2008年ということですから、もう18年も前なのかと思いますが、当時大阪府知事をしていた橋下徹氏は、私学助成金の大幅な削減を打ち出しました。面会した高校生たちから撤回を強く求められた氏は、「日本は自己責任が原則。それが嫌なら、あなたが政治家になって国を変えるか、日本から出て行くしかない」などと言い放ちましたが、一人の女子高校生から「それは私が政治家になってすることじゃないはずです」と切り返されました。

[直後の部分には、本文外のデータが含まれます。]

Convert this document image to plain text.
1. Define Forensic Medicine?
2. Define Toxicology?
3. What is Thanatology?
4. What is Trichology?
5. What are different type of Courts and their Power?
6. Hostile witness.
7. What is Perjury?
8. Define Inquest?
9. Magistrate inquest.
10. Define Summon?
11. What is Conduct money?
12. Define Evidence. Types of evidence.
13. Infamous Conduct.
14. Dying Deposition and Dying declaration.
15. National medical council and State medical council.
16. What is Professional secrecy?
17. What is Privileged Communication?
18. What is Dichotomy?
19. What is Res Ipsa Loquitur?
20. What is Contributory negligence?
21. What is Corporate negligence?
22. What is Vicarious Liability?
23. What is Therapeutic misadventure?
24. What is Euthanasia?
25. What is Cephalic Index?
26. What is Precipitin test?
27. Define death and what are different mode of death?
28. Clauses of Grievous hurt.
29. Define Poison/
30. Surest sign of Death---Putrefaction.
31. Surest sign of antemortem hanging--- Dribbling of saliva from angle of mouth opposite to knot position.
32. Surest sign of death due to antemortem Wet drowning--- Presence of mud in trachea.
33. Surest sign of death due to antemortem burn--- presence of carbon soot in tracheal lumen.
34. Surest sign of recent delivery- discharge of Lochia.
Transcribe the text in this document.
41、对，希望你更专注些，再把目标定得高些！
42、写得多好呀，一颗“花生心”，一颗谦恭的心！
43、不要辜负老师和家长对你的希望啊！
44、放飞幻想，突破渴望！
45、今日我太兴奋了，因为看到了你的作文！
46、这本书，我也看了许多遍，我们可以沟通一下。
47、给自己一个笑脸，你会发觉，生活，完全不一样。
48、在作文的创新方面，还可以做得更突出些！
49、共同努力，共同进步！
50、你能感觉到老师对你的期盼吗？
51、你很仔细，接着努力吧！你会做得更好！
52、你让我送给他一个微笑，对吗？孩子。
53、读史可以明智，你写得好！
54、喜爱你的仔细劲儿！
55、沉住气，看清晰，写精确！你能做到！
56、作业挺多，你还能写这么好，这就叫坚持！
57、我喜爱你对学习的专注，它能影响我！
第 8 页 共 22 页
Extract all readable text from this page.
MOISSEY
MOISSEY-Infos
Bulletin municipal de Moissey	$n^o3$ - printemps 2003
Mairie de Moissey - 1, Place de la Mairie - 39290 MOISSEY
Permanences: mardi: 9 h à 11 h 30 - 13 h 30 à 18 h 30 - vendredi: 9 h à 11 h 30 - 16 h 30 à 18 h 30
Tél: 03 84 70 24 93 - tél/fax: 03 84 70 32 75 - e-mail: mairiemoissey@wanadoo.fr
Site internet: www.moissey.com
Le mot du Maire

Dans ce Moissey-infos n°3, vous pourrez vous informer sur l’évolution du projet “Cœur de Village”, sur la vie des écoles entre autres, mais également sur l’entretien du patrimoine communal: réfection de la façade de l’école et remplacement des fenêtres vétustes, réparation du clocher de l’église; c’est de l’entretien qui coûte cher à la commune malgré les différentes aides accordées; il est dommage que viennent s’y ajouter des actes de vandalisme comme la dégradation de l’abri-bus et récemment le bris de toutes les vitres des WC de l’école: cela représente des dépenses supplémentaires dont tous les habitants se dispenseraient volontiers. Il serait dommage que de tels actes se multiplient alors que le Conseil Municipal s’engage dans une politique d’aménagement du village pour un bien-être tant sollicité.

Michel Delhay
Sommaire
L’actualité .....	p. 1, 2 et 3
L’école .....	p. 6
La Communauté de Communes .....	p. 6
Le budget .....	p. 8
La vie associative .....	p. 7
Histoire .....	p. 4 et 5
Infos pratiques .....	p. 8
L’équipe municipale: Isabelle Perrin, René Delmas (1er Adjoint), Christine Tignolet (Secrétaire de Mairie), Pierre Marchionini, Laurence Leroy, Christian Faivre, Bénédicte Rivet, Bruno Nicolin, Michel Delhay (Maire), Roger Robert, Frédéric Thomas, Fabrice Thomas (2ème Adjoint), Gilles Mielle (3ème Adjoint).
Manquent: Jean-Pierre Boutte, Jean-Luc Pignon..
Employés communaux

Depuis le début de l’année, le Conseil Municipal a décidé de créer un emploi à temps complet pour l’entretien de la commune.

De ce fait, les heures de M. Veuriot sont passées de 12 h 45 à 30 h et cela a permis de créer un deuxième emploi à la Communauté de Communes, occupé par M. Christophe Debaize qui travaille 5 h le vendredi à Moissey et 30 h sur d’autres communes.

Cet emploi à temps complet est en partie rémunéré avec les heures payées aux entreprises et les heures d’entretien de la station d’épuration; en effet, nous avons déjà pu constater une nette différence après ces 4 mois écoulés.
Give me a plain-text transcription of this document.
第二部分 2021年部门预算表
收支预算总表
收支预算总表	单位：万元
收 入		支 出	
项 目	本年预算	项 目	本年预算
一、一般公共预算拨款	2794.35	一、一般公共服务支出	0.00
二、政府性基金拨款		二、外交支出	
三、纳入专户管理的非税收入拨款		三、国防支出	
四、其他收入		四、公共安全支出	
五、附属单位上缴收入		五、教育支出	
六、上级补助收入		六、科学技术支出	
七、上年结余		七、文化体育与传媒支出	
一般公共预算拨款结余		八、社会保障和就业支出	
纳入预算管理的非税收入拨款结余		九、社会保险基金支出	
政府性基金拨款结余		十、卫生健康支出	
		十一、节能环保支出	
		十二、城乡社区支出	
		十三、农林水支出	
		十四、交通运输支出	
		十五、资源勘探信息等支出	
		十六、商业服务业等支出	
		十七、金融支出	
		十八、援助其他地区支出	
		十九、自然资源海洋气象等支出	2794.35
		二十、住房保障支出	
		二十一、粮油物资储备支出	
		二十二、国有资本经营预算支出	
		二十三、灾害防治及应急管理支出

https://x.com/i/trending/2043242205335461965
7年前、橋下徹に恫喝されたあの"女子高生"が声をあげた! 橋下が放った冷酷な言葉、そして今、大阪に起きていること - エキサイトニュース
このときに抱いた嫌悪感を再び思い起こすことになったのは、去る4月14日放送のABEMA Primeで放送された討論で、自民党の若い議員が「本気で政治を変えるんだったら今すぐ政党を作って政治に打って出ればいいんですよ」と発言しているのを見たときです。この議員は、先月(あるいはその前から)国会周辺、その他で繰り返されている戦争反対、改憲反対のデモや集会について、「それでは政権は変わらないですよね。なのにそういう手段をとってやった気になっている」「ごっこ遊びにしか見えないんですよ」とも述べていました。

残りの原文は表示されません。